A y regarder de plus près, l’onde de choc de cette crise multiforme qui met le budget de l’Etat à rude épreuve révèle les faiblesses des politiques publiques de continuité. Or, la situation du Maroc dans bien des domaines plaide pour des politiques de rupture qui tardent à venir alors qu’elles sont indispensables pour changer le destin du pays en le sortant des incertitudes qui pèsent lourd sur son développement. Du coup, les gouvernements qui se succèdent depuis l’indépendance se contentent de gérer bon an mal an l’existant entre contraintes et improvisation au lieu d’agir sur le réel pour le faire coïncider avec les aspirations légitimes de tous.
Il suffit alors que la conjoncture, à l’image de l’actuelle, soit mauvaise avec une flambée des prix des hydrocarbures et du transport international aggravée par un déficit pluviométrique sur une seule année pour que sa marge de manœuvre soit réduite et sa loi de finances caduque. Un pays comme le Maroc, compte tenu de sa structure économique, est fragile face à ces retournements de conjoncture dans un monde de plus en plus instable et en proie à plusieurs menaces (pandémies, risque de guerre, choc pétrolier, réchauffement climatique…). Cela fait beaucoup d’incertitudes qu’une économie à la merci des aléas climatiques et autres facteurs exogènes, qui plus est beaucoup moins diversifiée et faiblement industrialisée, ne saurait supporter. Reconduire les mêmes réflexes au pouvoir revient à priver le Maroc d’une chance précieuse de maîtriser son destin en amortissant les chocs de prix à l’international…
Le coût de cette imprévoyance structurelle, le Maroc le paie en tentant de jouer les pompiers en vue d’éteindre, à coup de mesures financières exceptionnelles qui mettent en péril l’équilibre budgétaire de l’État, l’incendie social qui couve sous la colère des populations démunies, éreintées par la vie chère.
Le coût de cette imprévoyance structurelle, le Maroc le paie en tentant de jouer les pompiers en vue d’éteindre, à coup de mesures financières exceptionnelles qui mettent en péril l’équilibre budgétaire de l’État, l’incendie social qui couve sous la colère des populations démunies, éreintées par la vie chère.
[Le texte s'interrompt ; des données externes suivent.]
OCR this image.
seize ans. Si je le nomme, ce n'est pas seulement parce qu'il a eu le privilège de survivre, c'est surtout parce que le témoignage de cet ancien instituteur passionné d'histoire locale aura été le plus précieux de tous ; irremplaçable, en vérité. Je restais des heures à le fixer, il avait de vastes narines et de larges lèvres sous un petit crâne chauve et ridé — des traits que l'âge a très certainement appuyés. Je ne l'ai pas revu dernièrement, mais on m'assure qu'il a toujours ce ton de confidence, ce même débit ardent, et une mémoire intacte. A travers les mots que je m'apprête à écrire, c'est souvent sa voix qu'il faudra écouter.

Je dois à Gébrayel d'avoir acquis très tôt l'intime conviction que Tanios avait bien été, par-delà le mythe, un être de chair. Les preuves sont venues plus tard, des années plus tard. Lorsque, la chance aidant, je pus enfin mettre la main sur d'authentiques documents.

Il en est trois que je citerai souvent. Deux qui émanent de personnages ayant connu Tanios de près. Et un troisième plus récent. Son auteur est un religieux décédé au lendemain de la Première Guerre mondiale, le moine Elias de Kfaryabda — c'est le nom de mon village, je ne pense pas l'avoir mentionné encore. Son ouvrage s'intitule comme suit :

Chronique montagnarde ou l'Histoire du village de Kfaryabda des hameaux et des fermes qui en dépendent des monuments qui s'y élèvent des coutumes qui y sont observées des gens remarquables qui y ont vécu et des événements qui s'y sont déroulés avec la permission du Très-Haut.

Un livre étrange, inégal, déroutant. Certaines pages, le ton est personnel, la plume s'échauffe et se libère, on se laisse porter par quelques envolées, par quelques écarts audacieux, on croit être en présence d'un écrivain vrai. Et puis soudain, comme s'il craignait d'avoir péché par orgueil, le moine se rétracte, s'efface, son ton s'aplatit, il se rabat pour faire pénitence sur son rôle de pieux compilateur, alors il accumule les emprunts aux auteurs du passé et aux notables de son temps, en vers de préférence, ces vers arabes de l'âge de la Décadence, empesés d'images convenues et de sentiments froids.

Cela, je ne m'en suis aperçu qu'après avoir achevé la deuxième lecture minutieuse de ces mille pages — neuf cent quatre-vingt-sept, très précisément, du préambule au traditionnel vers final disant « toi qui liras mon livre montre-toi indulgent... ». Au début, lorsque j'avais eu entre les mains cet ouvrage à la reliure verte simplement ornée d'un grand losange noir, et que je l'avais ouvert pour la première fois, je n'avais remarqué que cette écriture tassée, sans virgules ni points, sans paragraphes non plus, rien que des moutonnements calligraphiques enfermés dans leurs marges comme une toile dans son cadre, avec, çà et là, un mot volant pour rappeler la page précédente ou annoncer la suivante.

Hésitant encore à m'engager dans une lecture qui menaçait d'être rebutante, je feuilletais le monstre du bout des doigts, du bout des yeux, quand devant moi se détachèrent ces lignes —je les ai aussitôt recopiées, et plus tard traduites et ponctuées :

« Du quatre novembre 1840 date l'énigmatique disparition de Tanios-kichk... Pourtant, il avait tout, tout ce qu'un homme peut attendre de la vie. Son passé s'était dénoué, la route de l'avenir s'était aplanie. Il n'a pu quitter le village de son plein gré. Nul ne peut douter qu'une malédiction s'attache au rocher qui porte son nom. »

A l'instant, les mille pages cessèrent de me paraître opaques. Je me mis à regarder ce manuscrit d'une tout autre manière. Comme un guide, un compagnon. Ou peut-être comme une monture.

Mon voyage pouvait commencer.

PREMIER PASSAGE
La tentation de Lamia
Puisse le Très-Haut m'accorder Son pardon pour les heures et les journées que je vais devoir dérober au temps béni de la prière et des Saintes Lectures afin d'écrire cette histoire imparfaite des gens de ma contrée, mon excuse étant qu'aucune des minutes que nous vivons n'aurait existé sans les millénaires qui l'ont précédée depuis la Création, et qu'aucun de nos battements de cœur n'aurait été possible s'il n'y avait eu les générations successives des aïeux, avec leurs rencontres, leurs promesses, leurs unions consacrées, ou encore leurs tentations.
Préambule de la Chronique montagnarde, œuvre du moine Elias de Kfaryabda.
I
Difficile dans ce contexte qui fait changer radicalement les priorités initiales de dresser des prévisions fiables et de tenir ses engagements de campagne… Un pays qui n’a ni gaz ni pétrole qui lui assurent une manne confortable est censé avoir des idées et de les mettre surtout en œuvre sur le terrain. Dans le cas du Royaume, il s’agit d’accélérer le rythme de diversification de son économie de telle sorte qu’elle soit moins dépendante du ciel, pour que cette grosse incertitude n’affecte pas profondément son taux de croissance. Si l’excès de soleil représente une contrainte pour l’agriculture qui a permis d’atteindre plusieurs objectifs (sécurité alimentaire, réduction de la pauvreté, export…), il peut être aussi un atout formidable pour le tourisme où le Maroc dispose d’avantages considérables. A cet égard, le tourisme rural et l’agro-tourisme, produits de niche porteurs mais encore sous-exploités, offrent d’excellentes opportunités pour peu que le terroir national soit mieux valorisé à des fins de découverte de son authenticité et de ses traditions. Très prisé par les touristes, ce tourisme, qui s’inscrit au cœur des défis du développement durable, pourrait être plus qu’une activité d’appoint puisqu’il crée de l’emploi et génère des revenus non négligeables pour les populations rurales. La société marocaine d’ingénierie touristique (SMIT), visiblement à court d’idées dans ce domaine, est tout indiquée pour être le fer de lance d’une valorisation des territoires ruraux à caractère touristique.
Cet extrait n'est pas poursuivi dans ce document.